Clark County COVID-19 case rate ticks up, as hospitalizations decline
New COVID-10 metrics released Wednesday showed Clark County’s case rate increasing, but hospitalizations continued to drop.
New COVID-19 metrics released Wednesday showed Clark County’s case rate increasing, but hospitalizations continued to drop throughout the state and county.
The county’s 14-day moving average of daily new cases stood at 145 on Wednesday, a notable increase from last week’s mark of 98. The Centers for Disease Control and Prevention also showed an increase in an important tracking metric, the case rate per 100,000 people. That number increased to 44.38, about seven higher than this time last week.
State and county health agencies stopped reporting testing numbers when they moved to weekly reports, so it was unclear if the uptick in metrics had coincided with an increase or decrease in testing and test positivity rate.
Still, state officials have stressed that hospitalizations are now a key metric in determining the current risk level for COVID-19, and there was more good news on that front in Wednesday’s update. The number of people hospitalized with confirmed or suspected cases of COVID-19 in the county stood at 80, down by seven from last week’s report.
“Nevada is experiencing a leveling-off in the number of COVID-19 hospitalized cases,” the Nevada Hospital Association said in its weekly release. “Although a minimal increase is appreciated from the prior week, there are no strong signals of a resurgence. COVID-19 continues to be classified as a “routine crisis” within the Nevada healthcare infrastructure.”
The county also reported an increase of about 65 deaths, bringing the Southern Nevada Health District’s cumulative total to 8,421. The two-week moving average of daily deaths held steady at one, though, and state data showed only one of the new deaths had occurred in the last week.
State and county health agencies often redistribute the daily data after it is reported to better reflect the date of death or onset of symptoms, which is why the moving-average trend lines frequently differ from daily reports and are considered better indicators of the direction of the outbreak. That’s been very clear in recent weeks, especially with death reporting. State agencies have reported a high number of deaths each week, even when the vast majority of those came weeks or months earlier and are only being reported now.

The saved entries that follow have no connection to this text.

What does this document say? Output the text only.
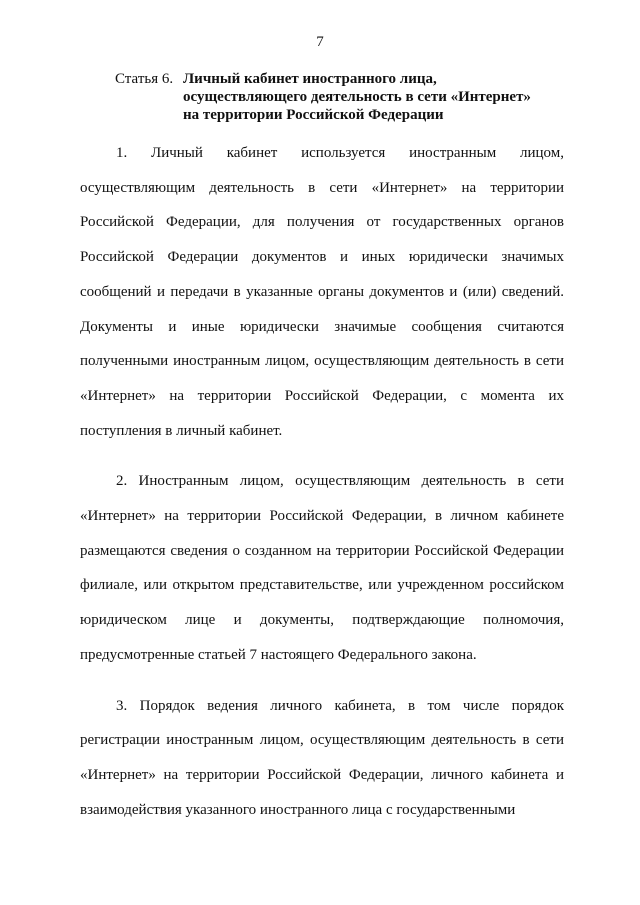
7
Статья 6. Личный кабинет иностранного лица,
осуществляющего деятельность в сети «Интернет»
на территории Российской Федерации

1. Личный кабинет используется иностранным лицом, осуществляющим деятельность в сети «Интернет» на территории Российской Федерации, для получения от государственных органов Российской Федерации документов и иных юридически значимых сообщений и передачи в указанные органы документов и (или) сведений. Документы и иные юридически значимые сообщения считаются полученными иностранным лицом, осуществляющим деятельность в сети «Интернет» на территории Российской Федерации, с момента их поступления в личный кабинет.

2. Иностранным лицом, осуществляющим деятельность в сети «Интернет» на территории Российской Федерации, в личном кабинете размещаются сведения о созданном на территории Российской Федерации филиале, или открытом представительстве, или учрежденном российском юридическом лице и документы, подтверждающие полномочия, предусмотренные статьей 7 настоящего Федерального закона.

3. Порядок ведения личного кабинета, в том числе порядок регистрации иностранным лицом, осуществляющим деятельность в сети «Интернет» на территории Российской Федерации, личного кабинета и взаимодействия указанного иностранного лица с государственными
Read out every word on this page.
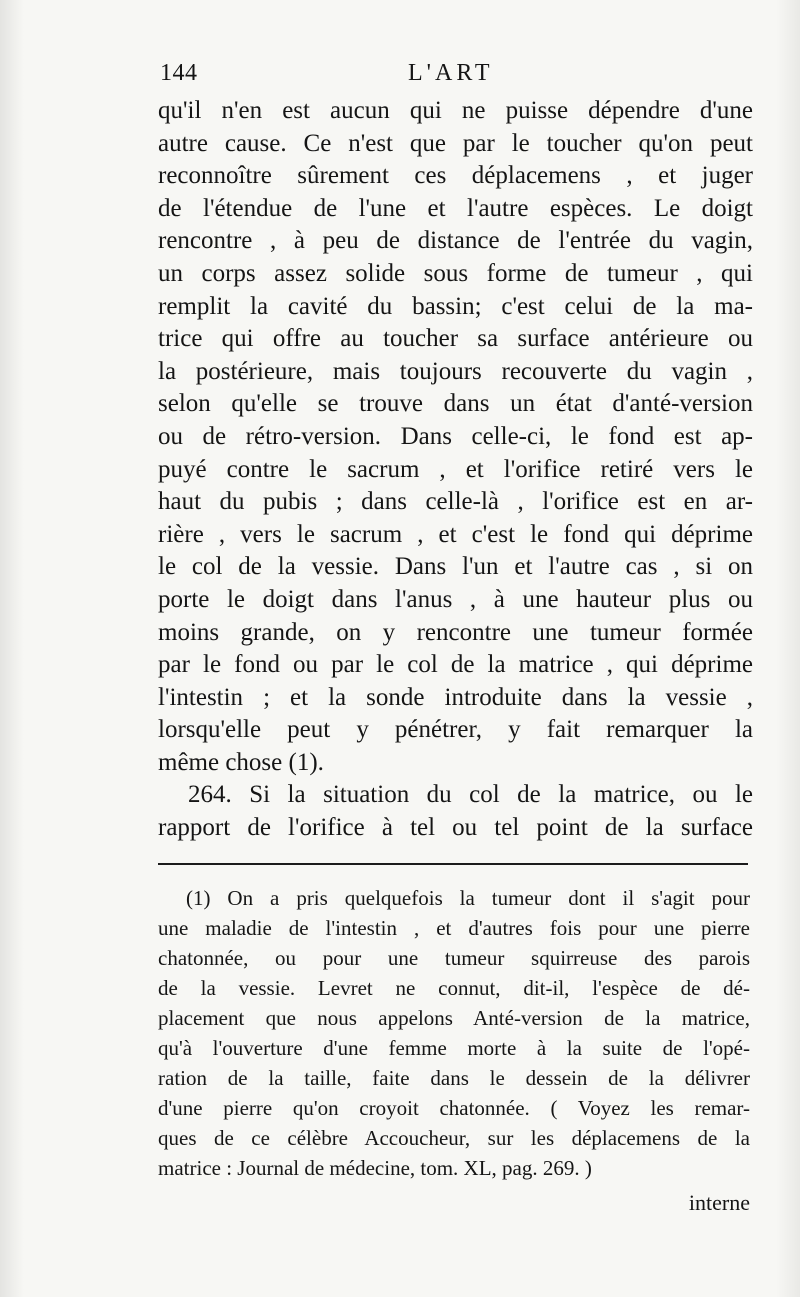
144	L'ART
qu'il n'en est aucun qui ne puisse dépendre d'une
autre cause. Ce n'est que par le toucher qu'on peut
reconnoître sûrement ces déplacemens , et juger
de l'étendue de l'une et l'autre espèces. Le doigt
rencontre , à peu de distance de l'entrée du vagin,
un corps assez solide sous forme de tumeur , qui
remplit la cavité du bassin; c'est celui de la ma-
trice qui offre au toucher sa surface antérieure ou
la postérieure, mais toujours recouverte du vagin ,
selon qu'elle se trouve dans un état d'anté-version
ou de rétro-version. Dans celle-ci, le fond est ap-
puyé contre le sacrum , et l'orifice retiré vers le
haut du pubis ; dans celle-là , l'orifice est en ar-
rière , vers le sacrum , et c'est le fond qui déprime
le col de la vessie. Dans l'un et l'autre cas , si on
porte le doigt dans l'anus , à une hauteur plus ou
moins grande, on y rencontre une tumeur formée
par le fond ou par le col de la matrice , qui déprime
l'intestin ; et la sonde introduite dans la vessie ,
lorsqu'elle peut y pénétrer, y fait remarquer la
même chose (1).
264. Si la situation du col de la matrice, ou le
rapport de l'orifice à tel ou tel point de la surface
(1) On a pris quelquefois la tumeur dont il s'agit pour
une maladie de l'intestin , et d'autres fois pour une pierre
chatonnée, ou pour une tumeur squirreuse des parois
de la vessie. Levret ne connut, dit-il, l'espèce de dé-
placement que nous appelons Anté-version de la matrice,
qu'à l'ouverture d'une femme morte à la suite de l'opé-
ration de la taille, faite dans le dessein de la délivrer
d'une pierre qu'on croyoit chatonnée. ( Voyez les remar-
ques de ce célèbre Accoucheur, sur les déplacemens de la
matrice : Journal de médecine, tom. XL, pag. 269. )
interne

The state, meanwhile, also saw a significant increase to its 14-day moving average of daily new cases. That number rose from 119 last week to 174, and the state Department of Health and Human Services reported about 1,700 new cases over the preceding week.
Statewide totals stood at 662,934 cases and 10,752 deaths.
The two-week moving average of daily deaths also held at one, while the number of people hospitalized with confirmed or suspected cases of COVID-19 in the state dropped from 104 last week to 98.
As of Wednesday, state data showed that 57.19 percent of Nevadans five and older were fully vaccinated, compared with 56.53 percent.
That number varies widely throughout the state. Washoe County has the state’s highest vaccination rate, at 65.59 percent, while Storey County has the lowest, at 27.70 percent.